Court Opinion

ID: 9851037
Source: CourtListenerOpinion
Date Created: 2023-09-24 05:06:15.83156+00
Date Added: 2024-06-11T09:20:47.595059
License: Public Domain

Hall, Presiding Judge,
dissenting. The majority opinion is the antithesis of realism. A realist court abhors technicalities and syllogistic reasoning that produce absurdities in the law; it supports Hobbes’ premise “That Law can never be against Reason.”
A majority of this court has construed the contract to mean that the plaintiff’s son is not a relative under the policy. It does this under a rule of construction that an insurance contract is construed against the insurer. This rule should never be applied to arrive at an absurdity which is obviously not the intention of the parties. Brown v. Chrysler Corp., 112 Ga. App. 22, 23 (143 SE2d 575). On the contrary, “the contract should be construed so as to carry out the true intention of the parties . . . ; and every other rule of construction of contracts, including insurance contracts, is subservient to this one. . . The ordinary and legal meaning of words employed in an insurance policy must be taken into consideration.” Public Indent. Co. of Newark v. Yeargood, 50 Ga. App. 646, 647 (179 SE 232). The Code of Georgia provides: “The cardinal rule of construction is to ascertain the intention of the parties. If that intention be clear, and it contravenes no rule of law, and sufficient words be used to arrive at the intention, it shall be enforced, irrespective of all technical or arbitrary rules of construction.” (Emphasis supplied). Code § 20-702. The Code recognizes that neither the mind nor the contract marches with the regularity of a Prussian goose step.
The terms of the exclusion read: “This policy does not apply . . . to bodily injury: (b) sustained by the named insured or a relative (1) while occupying an automobile owned by or furnished for the regular use of either the named insured or any relative, other than the automobile described herein or its replacement. . .” (Emphasis supplied). Plaintiff contends his son is not a relative as defined in Part I of the policy and incorporated by reference into Part II. This definition reads: “relative means a relative of the named insured who is a resident of the same household, provided neither such relative nor his *518spouse owns a private passenger automobile.” Plaintiff contends that his son’s undisputed ownership of an automobile removes him from the category of a relative, as the word is used in the exclusion.

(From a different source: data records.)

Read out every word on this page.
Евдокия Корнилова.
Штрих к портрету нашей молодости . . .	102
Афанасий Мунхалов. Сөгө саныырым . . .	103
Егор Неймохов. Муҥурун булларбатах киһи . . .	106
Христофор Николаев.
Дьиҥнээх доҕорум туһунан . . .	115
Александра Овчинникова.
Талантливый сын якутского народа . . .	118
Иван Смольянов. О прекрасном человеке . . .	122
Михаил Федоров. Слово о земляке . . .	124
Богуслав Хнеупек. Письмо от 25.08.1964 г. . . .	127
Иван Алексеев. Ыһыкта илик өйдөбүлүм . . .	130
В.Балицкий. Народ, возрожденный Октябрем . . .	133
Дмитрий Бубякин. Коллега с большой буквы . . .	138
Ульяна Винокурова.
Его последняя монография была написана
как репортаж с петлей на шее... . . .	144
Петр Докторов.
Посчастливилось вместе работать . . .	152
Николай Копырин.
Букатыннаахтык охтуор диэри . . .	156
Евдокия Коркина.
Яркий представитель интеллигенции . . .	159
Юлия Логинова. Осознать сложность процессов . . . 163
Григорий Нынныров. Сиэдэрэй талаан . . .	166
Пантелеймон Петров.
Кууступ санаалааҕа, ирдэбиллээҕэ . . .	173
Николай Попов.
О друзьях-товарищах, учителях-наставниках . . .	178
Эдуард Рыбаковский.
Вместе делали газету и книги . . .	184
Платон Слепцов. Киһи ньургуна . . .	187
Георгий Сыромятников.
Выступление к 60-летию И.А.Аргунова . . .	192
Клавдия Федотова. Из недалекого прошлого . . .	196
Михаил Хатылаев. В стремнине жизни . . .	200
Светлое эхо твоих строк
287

While the general policy definitions are said to apply to Part II, it is obvious that the word “relative” in Exclusion (b) was not intended to mean one who does not own an automobile when the exclusion is addressing itself to “an automobile owned by . . . any relative.” To hold that the general definition prevails makes nonsense of the specific provision. At the same time, it is obvious that the word is not intended to mean only kinship, and thereby to bar recovery where the insured was injured in an automobile owned by any relative, however remote in consanguinity or residence.
For legitimate, actuarial reasons, the drafters were trying to exclude coverage of an unlisted automobile owned by a related member of the same household. I would reverse the grant of summary judgment for the plaintiff.
I am authorized to state that Presiding Judge Jordan and Judge Eberhardt concur in this dissent.